Why are so many among us unmoved by the contamination of a water supply that will soon lead to life-threatening epidemics among a population of nearly two million people; by the shattering of a once functioning economy through closure and blockade, depriving at least 45 per cent of the labour force (and more than 60 per cent of young workers) of the right to work – forcing most of them into dependence on food handouts and desperate young women into prostitution? The deprivation is deliberate. What purpose does Gaza’s suffering serve?

The real threat to Israel lies not in acts of Palestinian violence, but in understanding that those acts are a response to occupation and oppression, to injustice and dehumanisation. As an Israeli friend of mine once said, the threat to Israel lies ‘in making Palestinians intimate, in seeing the world through their eyes’. Why are we so afraid of humanising Palestinians?

The decision to relocate the US embassy to Jerusalem, which was driven by Israel and its supporters, should be understood as an attempt to maintain and enforce what Israel sees as its historical right to deny rights to Palestinians. The right to demand rights, which is, fundamentally, what the Palestinians at the Gaza border were claiming, is more threatening than any particular right because it speaks to the agency that makes Palestinians present and irreducible, which Israel has worked so long to regulate and annul. It is the inability to unthink rightlessness among Palestinians that must be maintained as a form of control. The ascription of rightlessness to the other is – and must remain – uncontestable, a clearly established rule that is not restrained by justice. Declaring Jerusalem to be Israel’s capital not only purges Palestinians from the political equation and disendows them of any claims based on justice, but also ensures their continued absence in Israeli eyes.

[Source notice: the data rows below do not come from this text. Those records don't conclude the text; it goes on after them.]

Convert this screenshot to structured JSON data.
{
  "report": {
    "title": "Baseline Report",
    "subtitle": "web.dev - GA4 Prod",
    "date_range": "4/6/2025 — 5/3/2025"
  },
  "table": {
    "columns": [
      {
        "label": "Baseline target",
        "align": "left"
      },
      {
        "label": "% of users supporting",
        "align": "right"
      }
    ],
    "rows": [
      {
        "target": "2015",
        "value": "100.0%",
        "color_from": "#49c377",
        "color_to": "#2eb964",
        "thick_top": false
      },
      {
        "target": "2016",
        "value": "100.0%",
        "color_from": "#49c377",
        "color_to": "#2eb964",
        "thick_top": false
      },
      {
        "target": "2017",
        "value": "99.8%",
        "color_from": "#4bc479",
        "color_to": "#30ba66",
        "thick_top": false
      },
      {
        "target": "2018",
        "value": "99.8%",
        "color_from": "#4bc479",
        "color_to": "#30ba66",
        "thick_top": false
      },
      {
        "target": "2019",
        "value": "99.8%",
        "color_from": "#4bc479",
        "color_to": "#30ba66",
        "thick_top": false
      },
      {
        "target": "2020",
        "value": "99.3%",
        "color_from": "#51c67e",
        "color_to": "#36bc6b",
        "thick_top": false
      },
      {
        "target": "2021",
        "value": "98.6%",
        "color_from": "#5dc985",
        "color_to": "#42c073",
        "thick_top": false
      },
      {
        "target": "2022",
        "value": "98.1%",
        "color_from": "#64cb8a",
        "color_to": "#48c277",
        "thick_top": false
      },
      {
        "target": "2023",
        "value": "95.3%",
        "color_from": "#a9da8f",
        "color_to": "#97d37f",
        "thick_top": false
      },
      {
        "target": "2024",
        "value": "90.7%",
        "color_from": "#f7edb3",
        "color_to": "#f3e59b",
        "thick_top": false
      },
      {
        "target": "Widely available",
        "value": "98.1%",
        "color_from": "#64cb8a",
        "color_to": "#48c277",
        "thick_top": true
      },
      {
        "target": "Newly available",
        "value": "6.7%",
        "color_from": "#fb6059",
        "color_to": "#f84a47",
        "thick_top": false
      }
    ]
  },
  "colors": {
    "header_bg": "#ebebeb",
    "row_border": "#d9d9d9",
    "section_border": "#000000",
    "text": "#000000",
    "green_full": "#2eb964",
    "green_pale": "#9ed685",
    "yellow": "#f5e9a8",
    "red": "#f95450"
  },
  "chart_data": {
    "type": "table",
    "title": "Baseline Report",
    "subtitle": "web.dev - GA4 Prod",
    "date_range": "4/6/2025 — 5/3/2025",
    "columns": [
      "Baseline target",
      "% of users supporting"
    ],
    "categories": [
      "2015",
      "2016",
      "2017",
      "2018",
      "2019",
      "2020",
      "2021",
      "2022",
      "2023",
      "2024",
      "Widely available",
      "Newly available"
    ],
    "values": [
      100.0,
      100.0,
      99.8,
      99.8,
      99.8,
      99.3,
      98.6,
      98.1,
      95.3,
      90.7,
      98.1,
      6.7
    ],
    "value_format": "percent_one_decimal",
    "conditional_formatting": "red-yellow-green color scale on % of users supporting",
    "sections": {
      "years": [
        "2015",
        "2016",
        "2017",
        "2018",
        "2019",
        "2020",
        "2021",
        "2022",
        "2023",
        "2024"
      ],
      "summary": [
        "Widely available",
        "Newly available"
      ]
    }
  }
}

In the immediate aftermath of 14 May, with 117 dead (the number has since risen to 123) and more than 13,000 injured, my friend in Gaza told me that shopkeepers went online to invite people to take whatever goods they wanted for free. Banks announced that they would forgive certain loans.

Gaza will not disappear. It will not ‘sink into the sea’, as the late Yitzhak Rabin once wished it would. Gaza is a human rights catastrophe and an ecologic disaster. ‘In a few years,’ Thomas Friedman wrote recently in the New York Times, ‘the next protest from Gaza will not be organised by Hamas, but by mothers because typhoid and cholera will have spread through the fetid water and Gazans will all have had to stop drinking it.’

Will Gaza’s mothers then be shot dead for protesting, or will they simply be allowed to die, together with their children, from typhoid and cholera? Or will their protests be heard? The answer will determine our humanity, not theirs.